2017 Outlook: Jeffery heads to Philadelphia on a one-year deal after spending the first five years of his career in Chicago. The 2012 second-round pick has missed quite a bit of time during his career, but his durability woes are probably a bit overstated; he's missed a total of seven games due to injury the past four years. Jeffery has been a super-productive and heavily utilized target when healthy. During those past four years, he's averaging 9.0 targets per game. His average of 16.0 fantasy points per game in PPR play during that span would've ranked ninth at the position last season. He sits third in the entire NFL in end zone targets during the past four years (63). Jeffery is in his prime at age 27 and will be a workhorse as Carson Wentz's top target.
2017 Outlook: Crowell barely managed top-35 fantasy campaigns during his first two professional seasons but increased efficiency and a larger passing-game role helped him leap to a 14th-place finish last year. Crowell was a bit reliant on a handful of big plays but still managed a 4.8 YPC (15th) on 198 carries. He continues to struggle after initial contact -- since he entered the league, his 1.47 YAC is worst in the league among backs with at least 300 carries -- and was helped by 3.3 yards before contact last year (third highest). He doubled his previous career total with 40 receptions, but he'll still play second fiddle to impressive third-year back Duke Johnson Jr. in that department.
2017 Outlook: Elliott paced the NFL with 322 carries and 1,631 rushing yards while finding the end zone a total of 16 times last season.

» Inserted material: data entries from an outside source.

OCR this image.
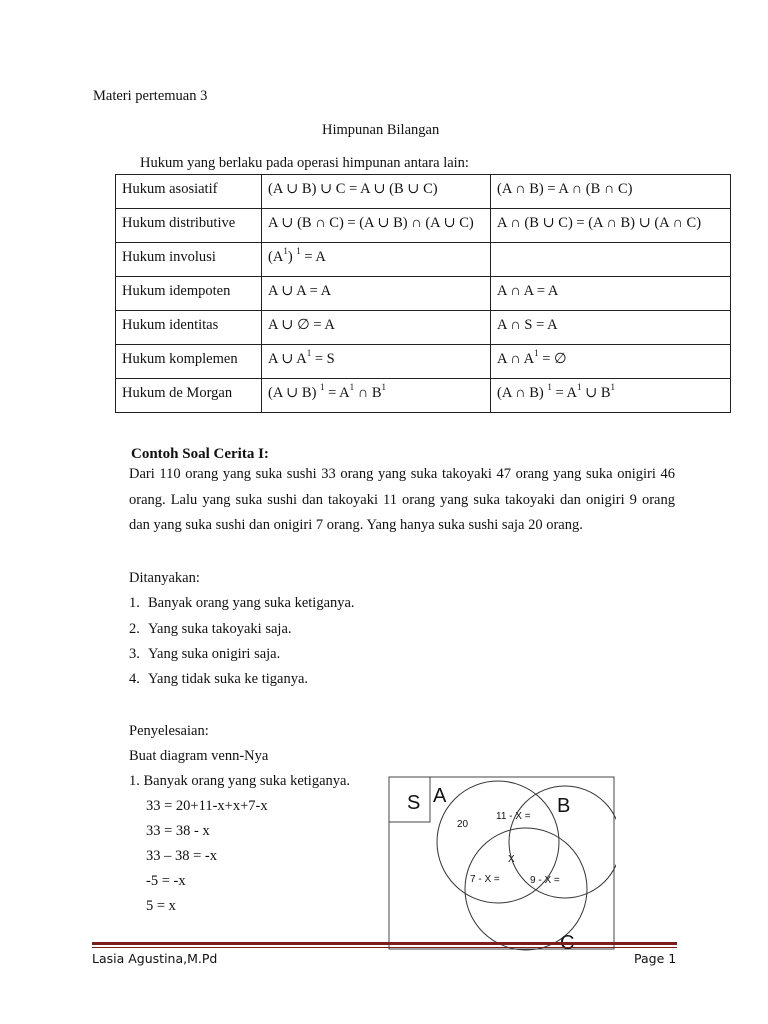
Materi pertemuan 3
Himpunan Bilangan
Hukum yang berlaku pada operasi himpunan antara lain:
Hukum asosiatif	(A ∪ B) ∪ C = A ∪ (B ∪ C)	(A ∩ B) = A ∩ (B ∩ C)
Hukum distributive	A ∪ (B ∩ C) = (A ∪ B) ∩ (A ∪ C)	A ∩ (B ∪ C) = (A ∩ B) ∪ (A ∩ C)
Hukum involusi	$(A^1) ^1 = A$	
Hukum idempoten	A ∪ A = A	A ∩ A = A
Hukum identitas	A ∪ ∅ = A	A ∩ S = A
Hukum komplemen	A ∪ $A^1 = S$	A ∩ $A^1$ = ∅
Hukum de Morgan	(A ∪ B) $^1 = A^1$ ∩ $B^1$	(A ∩ B) $^1 = A^1$ ∪ $B^1$
Contoh Soal Cerita I:
Dari 110 orang yang suka sushi 33 orang yang suka takoyaki 47 orang yang suka onigiri 46 orang. Lalu yang suka sushi dan takoyaki 11 orang yang suka takoyaki dan onigiri 9 orang dan yang suka sushi dan onigiri 7 orang. Yang hanya suka sushi saja 20 orang.
Ditanyakan:
1. Banyak orang yang suka ketiganya.
2. Yang suka takoyaki saja.
3. Yang suka onigiri saja.
4. Yang tidak suka ke tiganya.
Penyelesaian:
Buat diagram venn-Nya
1. Banyak orang yang suka ketiganya.
33 = 20+11-x+x+7-x
33 = 38 - x
33 – 38 = -x
-5 = -x
5 = x
S A	B
20
11 - X =
X
7 - X =	9 - X =
Lasia Agustina,M.Pd	Page 1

Not bad for a rookie. Elliott faced an average of 8.0 in-box defenders, which was fifth highest in the NFL. The 2016 fourth overall pick trailed only David Johnson in fantasy points despite being limited to 38 targets (33rd). Elliott's rushing prowess, combined with Dallas' terrific offensive line and run-heavy scheme, will keep him near the top of the running back rankings on a per-game basis, but he's in for some regression to the mean in the scoring department (only 11 carries inside the 5-yard line). Elliott also will need more receiving work to maximize his fantasy contributions, which is likely, following the departure of Lance Dunbar. Elliott is suspended for six games (appeal pending), so he's best viewed as a third-round target. He'll be an elite RB1 upon his return in Week 8.
2017 Outlook: Pryor spent the first four years of his pro career as a quarterback, but has made an impressive transition to wide receiver over the past two seasons. Last season marked Pryor's first as an every-down receiver and he wasn't short on volume. Pryor racked up 135 targets (13th most), including 14 while in the end zone (ninth), and was an average of 13.9 yards down field when targeted (11th highest). Despite the fact 26.7 percent of balls thrown his way were off target, Pryor finished as fantasy's No. 20 receiver. Pryor is in his prime at age 27 and, at 6-foot-4 and 223 pounds, he adds some serious size to the perimeter in Washington. Pryor will be heavily targeted and should easily improve in the touchdown department in a better offense.